Picture after picture flashed before him with agonizing vividness—all that had gone to make his life since his return from Bohemia to his last parting, a few hours ago, with Clémence in her father’s house formed and faded with mechanical repetition, and against the background of their visionary memories raced his thoughts.

It came to this: a little while ago he had been happy with the ecstatic happiness of youth—of proud, ambitious youth; he had seen honourable labour behind, honourable labour ahead; he had felt love rest against his heart, and seen glory hovering very near. And now—he was riding through the dark, with disease, corruption, perhaps death, in his arms; riding away from the home to which he had lately pledged himself, away from Clémence and all she stood for—with a woman associated with humiliation and sadness for his companion—with great chances that he would never be able to turn back again to those things he had left behind.

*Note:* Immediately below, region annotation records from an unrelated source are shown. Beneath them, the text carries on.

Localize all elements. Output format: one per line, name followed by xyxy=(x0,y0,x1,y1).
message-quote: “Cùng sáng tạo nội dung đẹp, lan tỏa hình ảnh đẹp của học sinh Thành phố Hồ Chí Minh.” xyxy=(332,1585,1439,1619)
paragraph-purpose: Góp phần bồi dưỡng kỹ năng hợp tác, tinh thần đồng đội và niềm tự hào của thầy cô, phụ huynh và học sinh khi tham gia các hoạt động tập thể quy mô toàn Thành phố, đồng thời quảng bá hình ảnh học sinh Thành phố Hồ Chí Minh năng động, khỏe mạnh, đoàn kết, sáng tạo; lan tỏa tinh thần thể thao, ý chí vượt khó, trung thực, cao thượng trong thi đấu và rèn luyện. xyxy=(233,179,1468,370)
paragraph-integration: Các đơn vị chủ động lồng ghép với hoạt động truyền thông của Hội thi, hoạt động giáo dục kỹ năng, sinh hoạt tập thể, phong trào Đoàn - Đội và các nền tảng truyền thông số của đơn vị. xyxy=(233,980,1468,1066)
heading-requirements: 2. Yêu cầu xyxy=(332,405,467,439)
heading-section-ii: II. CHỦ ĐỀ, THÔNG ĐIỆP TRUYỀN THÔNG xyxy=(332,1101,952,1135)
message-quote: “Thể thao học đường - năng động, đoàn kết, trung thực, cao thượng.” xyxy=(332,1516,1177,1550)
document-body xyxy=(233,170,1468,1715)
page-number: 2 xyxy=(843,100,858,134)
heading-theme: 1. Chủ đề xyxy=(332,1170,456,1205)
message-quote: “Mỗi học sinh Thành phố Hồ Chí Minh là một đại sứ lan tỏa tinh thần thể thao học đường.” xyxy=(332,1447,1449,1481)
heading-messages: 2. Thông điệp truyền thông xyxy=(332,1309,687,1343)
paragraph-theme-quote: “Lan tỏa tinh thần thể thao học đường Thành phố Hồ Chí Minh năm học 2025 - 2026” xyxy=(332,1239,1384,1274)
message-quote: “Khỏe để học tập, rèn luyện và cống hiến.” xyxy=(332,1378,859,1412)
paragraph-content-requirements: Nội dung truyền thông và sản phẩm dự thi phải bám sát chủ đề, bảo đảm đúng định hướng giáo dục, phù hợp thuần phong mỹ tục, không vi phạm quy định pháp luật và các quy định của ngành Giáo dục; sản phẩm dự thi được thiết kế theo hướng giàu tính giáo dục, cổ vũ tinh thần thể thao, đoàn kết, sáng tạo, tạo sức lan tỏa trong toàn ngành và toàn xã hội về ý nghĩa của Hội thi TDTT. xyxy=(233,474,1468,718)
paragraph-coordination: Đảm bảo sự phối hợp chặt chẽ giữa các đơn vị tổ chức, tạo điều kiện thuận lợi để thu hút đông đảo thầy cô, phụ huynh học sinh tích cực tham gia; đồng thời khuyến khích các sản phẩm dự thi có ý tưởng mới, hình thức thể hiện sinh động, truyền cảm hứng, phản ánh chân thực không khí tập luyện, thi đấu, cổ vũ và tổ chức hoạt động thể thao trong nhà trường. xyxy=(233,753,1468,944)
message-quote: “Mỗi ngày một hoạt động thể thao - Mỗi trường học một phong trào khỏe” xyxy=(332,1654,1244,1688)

Yet he was conscious all the time of the highest exaltation perhaps that he had ever known—an intermittent sensation, now weaker, now stronger, that, however, held his heart up steadily.

The night seemed endless. Only once did they meet anyone—some peasants in a cart, who stopped and seemed to wonder at them.

“We carry the plague!” cried Carola as they galloped past, and they heard the men’s cries of terror and supplications to God.

The child began to stir in Luc’s arms. He himself felt faint; the night wind brought on his cough, which had troubled him since his last campaign. He tried to comfort the little girl; she became still again, and, he thought, heavier.

He turned to Carola beside him; since they started she had not spoken to him.

“It must be near the dawn,” he said.

“I do not know,” she answered, and added, after a little, “Are we not off the road? I think we have lost the way.”

The moon was setting. Luc had been dwelling so in his thoughts that he had not noticed through what growing blackness they were riding. A wind was up, and they could hear it shaking some trees near with a deep rustling sound.